Insieme ai Pooh ha realizzato alcuni capisaldi della musica italiana. Forte delle esperienze vissute con la band dei record e pronto a lanciarsi in nuove avventure musicali, Roby Facchinetti ha pubblicato Symphony, in cui ricanta gli evergreen realizzati con i Pooh, ma pure pezzi composti da solista e cinque inediti. La novità? È che sono in chiave sinfonica grazie all’Orchestra Ritmico Sinfonica Italiana e alla Budapest Art Orchestra. Ma la chiacchierata con Roby tocca vari temi: dal ddl Zan ai no vax, da Sanremo alla reunion dei Pooh. Va detto che Facchinetti è uno che sa mettere a proprio agio tutti. Chiama dal suo telefono e si presenta con un «Buongiorno, sono Roby Facchinetti». Umile e simpatico. Qualche convenevole e si parte.
Roby, iniziamo subito con Symphony. Com’è partito tutto?
La scintilla è stata accesa grazie al direttore d’orchestra e amico Diego Basso: in pieno lockdown, a settembre del 2020, decise di fare un concerto al Castelfranco Veneto, davanti al castello, senza pubblico.
E poi?
Il mondo sinfonico mi ha sempre emozionato. Ce l’ho dentro da bambino perché mia mamma ascoltava musica classica e operistica tutto il giorno.

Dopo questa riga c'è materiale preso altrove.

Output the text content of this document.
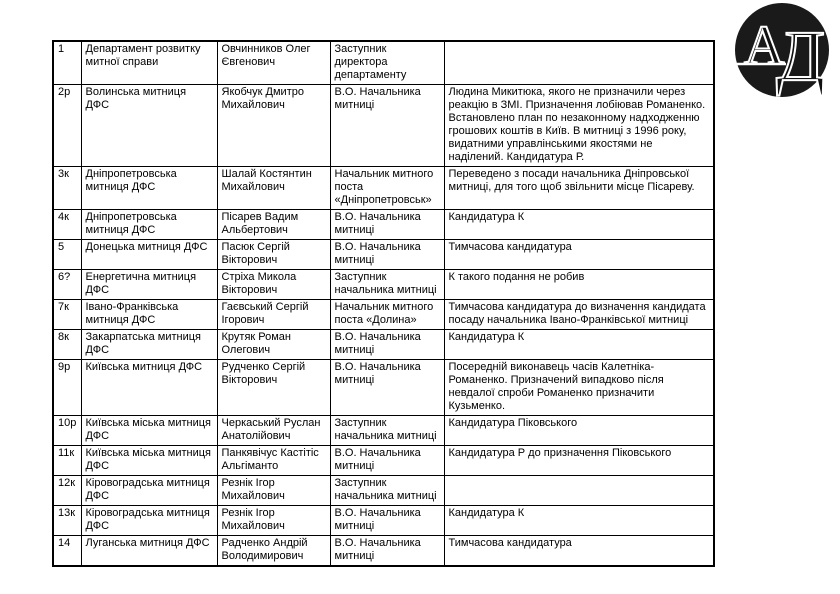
1	Департамент розвитку митної справи	Овчинников Олег Євгенович	Заступник директора департаменту	
2р	Волинська митниця ДФС	Якобчук Дмитро Михайлович	В.О. Начальника митниці	Людина Микитюка, якого не призначили через реакцію в ЗМІ. Призначення лобіював Романенко. Встановлено план по незаконному надходженню грошових коштів в Київ. В митниці з 1996 року, видатними управлінськими якостями не наділений. Кандидатура Р.
3к	Дніпропетровська митниця ДФС	Шалай Костянтин Михайлович	Начальник митного поста «Дніпропетровськ»	Переведено з посади начальника Дніпровської митниці, для того щоб звільнити місце Пісареву.
4к	Дніпропетровська митниця ДФС	Пісарев Вадим Альбертович	В.О. Начальника митниці	Кандидатура К
5	Донецька митниця ДФС	Пасюк Сергій Вікторович	В.О. Начальника митниці	Тимчасова кандидатура
6?	Енергетична митниця ДФС	Стріха Микола Вікторович	Заступник начальника митниці	К такого подання не робив
7к	Івано-Франківська митниця ДФС	Гаєвський Сергій Ігорович	Начальник митного поста «Долина»	Тимчасова кандидатура до визначення кандидата посаду начальника Івано-Франківської митниці
8к	Закарпатська митниця ДФС	Крутяк Роман Олегович	В.О. Начальника митниці	Кандидатура К
9р	Київська митниця ДФС	Рудченко Сергій Вікторович	В.О. Начальника митниці	Посередній виконавець часів Калетніка-Романенко. Призначений випадково після невдалої спроби Романенко призначити Кузьменко.
10р	Київська міська митниця ДФС	Черкаський Руслан Анатолійович	Заступник начальника митниці	Кандидатура Піковського
11к	Київська міська митниця ДФС	Панкявічус Кастітіс Альгіманто	В.О. Начальника митниці	Кандидатура Р до призначення Піковського
12к	Кіровоградська митниця ДФС	Резнік Ігор Михайлович	Заступник начальника митниці	
13к	Кіровоградська митниця ДФС	Резнік Ігор Михайлович	В.О. Начальника митниці	Кандидатура К
14	Луганська митниця ДФС	Радченко Андрій Володимирович	В.О. Начальника митниці	Тимчасова кандидатура
А
Д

Ho accettato il concerto per reagire, per cominciare a fare qualcosa anche senza pubblico, per dire che la musica c’è, esiste.
E dopo?
Alla fine ero talmente preso emotivamente che ho pensato fosse il momento giusto per realizzare il sogno di un progetto sinfonico con pezzi dei Pooh e canzoni incise da singolo, con l’aggiunta di cinque inediti. Mi sono messo a lavorare e abbiamo inciso. Sono soddisfatto per aver realizzato questo desiderio.
Il primo singolo Uomini soli, se possibile, assume ancora di più il significato di una preghiera…
È un’invocazione: Dio delle città, dell’immensità, vedi se riesci a fare qualcosa per noi. L’orchestra sinfonica nobilita il brano, trova la propria giusta collocazione. Con la potenza sonora riesce a esprimere le corde dell’emozionalità, anche rispetto a un arrangiamento rispettoso: è come se il pezzo tornasse a casa. Uomini soli diventa più avvolgente, arriva nella sua completezza. È quello che deve essere: giunge nella giusta collocazione. Le canzoni con questa veste hanno una nuova vita.
Uomini soli cosa rappresenta per te?
La vittoria a Sanremo. Decidemmo di andare al festival nel 1990. A quell’epoca volevano un brano acchiapparello, che doveva arrivare al pubblico. E Uomini soli, per quegli anni, era abbastanza impegnativo. Abbiamo pensato di portare un pezzo diverso rispetto a quello che c’era in giro, con un testo di Valerio Negrini che è un capolavoro: ogni parola, ogni frase, permetterebbero di fare un altro testo a sé stante. Andammo a Sanremo con Dee Dee Bridgewater e fu una benedizione. Non pensavamo di vincere, ma per la nostra storia rappresenta qualcosa di unico, di straordinario.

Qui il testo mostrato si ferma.